Oggi attivisti di Greenpeace in Olanda, Danimarca, India e Russia hanno consegnato rifiuti elettronici presso le sedi della Philips « poiché l'azienda continua a non assumersi la responsabilità della gestione dei suoi prodotti a fine vita». Greenpeace chiede quindi alla multinazionale olandese di introdurre un sistema volontario di ritiro dei prodotti di consumo una volta divenuti obsoleti.

Secondo un recente sondaggio, il 94% degli olandesi è d'accordo con Greenpeace per spingere le aziende a ritirare i propri prodotti.
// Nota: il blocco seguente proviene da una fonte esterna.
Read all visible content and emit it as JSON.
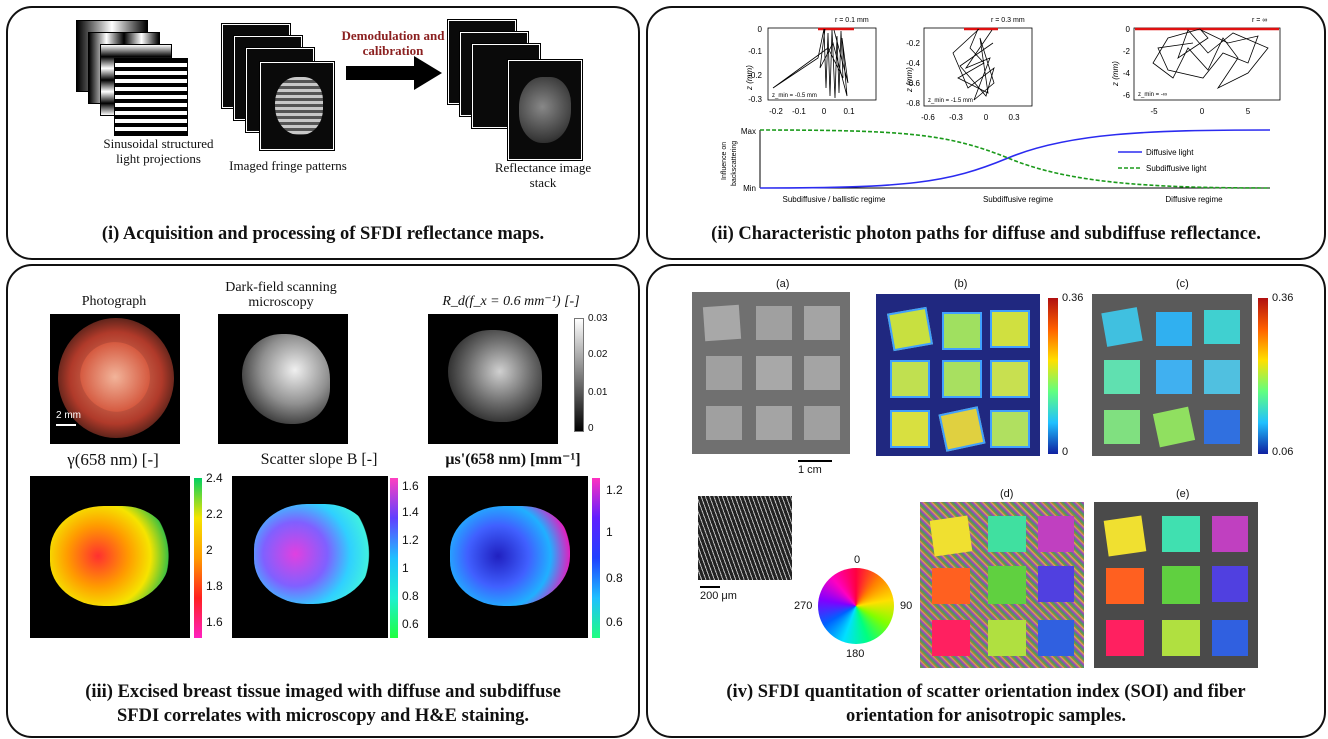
{
  "panel1": {
    "caption": "(i) Acquisition and processing of SFDI reflectance maps.",
    "sinusoidal_label": "Sinusoidal structured light projections",
    "fringe_label": "Imaged fringe patterns",
    "arrow_label": "Demodulation and calibration",
    "reflectance_label": "Reflectance image stack"
  },
  "panel2": {
    "caption": "(ii) Characteristic photon paths for diffuse and subdiffuse reflectance.",
    "r_labels": [
      "r = 0.1 mm",
      "r = 0.3 mm",
      "r = ∞"
    ],
    "zmin_labels": [
      "z_min = -0.5 mm",
      "z_min = -1.5 mm",
      "z_min = -∞"
    ],
    "zaxis_label": "z (mm)",
    "plot1_yticks": [
      "0",
      "-0.1",
      "-0.2",
      "-0.3"
    ],
    "plot1_xticks": [
      "-0.2",
      "-0.1",
      "0",
      "0.1"
    ],
    "plot2_yticks": [
      "-0.2",
      "-0.4",
      "-0.6",
      "-0.8"
    ],
    "plot2_xticks": [
      "-0.6",
      "-0.3",
      "0",
      "0.3"
    ],
    "plot3_yticks": [
      "0",
      "-2",
      "-4",
      "-6"
    ],
    "plot3_xticks": [
      "-5",
      "0",
      "5"
    ],
    "influence_ylabel_1": "Influence on",
    "influence_ylabel_2": "backscattering",
    "ymax": "Max",
    "ymin": "Min",
    "regimes": [
      "Subdiffusive / ballistic regime",
      "Subdiffusive regime",
      "Diffusive regime"
    ],
    "legend": [
      "Diffusive light",
      "Subdiffusive light"
    ],
    "colors": {
      "diffusive": "#2b2bf0",
      "subdiffusive": "#1a9a1a",
      "source": "#e01010"
    }
  },
  "panel3": {
    "caption_line1": "(iii) Excised breast tissue imaged with diffuse and subdiffuse",
    "caption_line2": "SFDI correlates with microscopy and H&E staining.",
    "photo_title": "Photograph",
    "darkfield_title_1": "Dark-field scanning",
    "darkfield_title_2": "microscopy",
    "rd_title": "R_d(f_x = 0.6 mm⁻¹) [-]",
    "scalebar": "2 mm",
    "rd_ticks": [
      "0.03",
      "0.02",
      "0.01",
      "0"
    ],
    "gamma_title": "γ(658 nm) [-]",
    "gamma_ticks": [
      "2.4",
      "2.2",
      "2",
      "1.8",
      "1.6"
    ],
    "slope_title": "Scatter slope B [-]",
    "slope_ticks": [
      "1.6",
      "1.4",
      "1.2",
      "1",
      "0.8",
      "0.6"
    ],
    "mus_title": "μs'(658 nm) [mm⁻¹]",
    "mus_ticks": [
      "1.2",
      "1",
      "0.8",
      "0.6"
    ]
  },
  "panel4": {
    "caption_line1": "(iv) SFDI quantitation of scatter orientation index (SOI) and fiber",
    "caption_line2": "orientation for anisotropic samples.",
    "sub_labels": [
      "(a)",
      "(b)",
      "(c)",
      "(d)",
      "(e)"
    ],
    "b_ticks": [
      "0.36",
      "0"
    ],
    "c_ticks": [
      "0.36",
      "0.06"
    ],
    "scale_cm": "1 cm",
    "scale_um": "200 μm",
    "wheel_labels": [
      "0",
      "90",
      "180",
      "270"
    ]
  }
}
Questa procedura attualmente non è in uso, di conseguenza gran parte dei rifiuti hi-tech prodotti vengono esportati anche illegalmente per essere smaltiti o recuperati in modo rudimentale nei Paesi in via di sviluppo. L'adozione di programmi di recupero degli articoli a fine vita incoraggerà i produttori a eliminare le sostanze tossiche in fase produttiva, facilitando le operazioni di riciclo in sicurezza e riducendo i costi di gestione dei prodotti a fine vita.

«Se Philips continuerà a rifiutare ogni forma di responsabilità- dichiara Vittoria Polidori responsabile della campagna Inquinamento dell'associazione- avremo ben presto a livello globale un aumento di rifiuti elettronici che esporranno ambiente e persone a un cocktail di composti tossici». Philips dovrebbe, prima di tutto, secondo Greenpace, «adottare un sistema volontario di ritiro in tutti i paesi dove i suoi prodotti vengono venduti».

In particolare, in Russia, India, Argentina e Tailandia, dove ora si sta discutendo della normativa di settore, Philips dovrebbe assumersi la leadership nella diffusione del principio di responsabilità del produttore. Al contrario, la multinazionale «dichiara pubblicamente che consumatori, governo e produttori debbano gestire finanziariamente il riciclaggio e continua a fare lobby contro ogni tipo di legislazione» sulla responsabilità diretta delle aziende.

«Multinazionali come Sony, Samsung e Nokia- rileva ancora Polidori- hanno già adottato schemi volontari di ritiro dei prodotti a fine vita anche nei paesi dove non esiste alcun obbligo normativo. Philips dovrebbe adottare un programma globale, completo e uniforme di gestione dei rifiuti hi-tech e diventare leader anche in campo ambientale».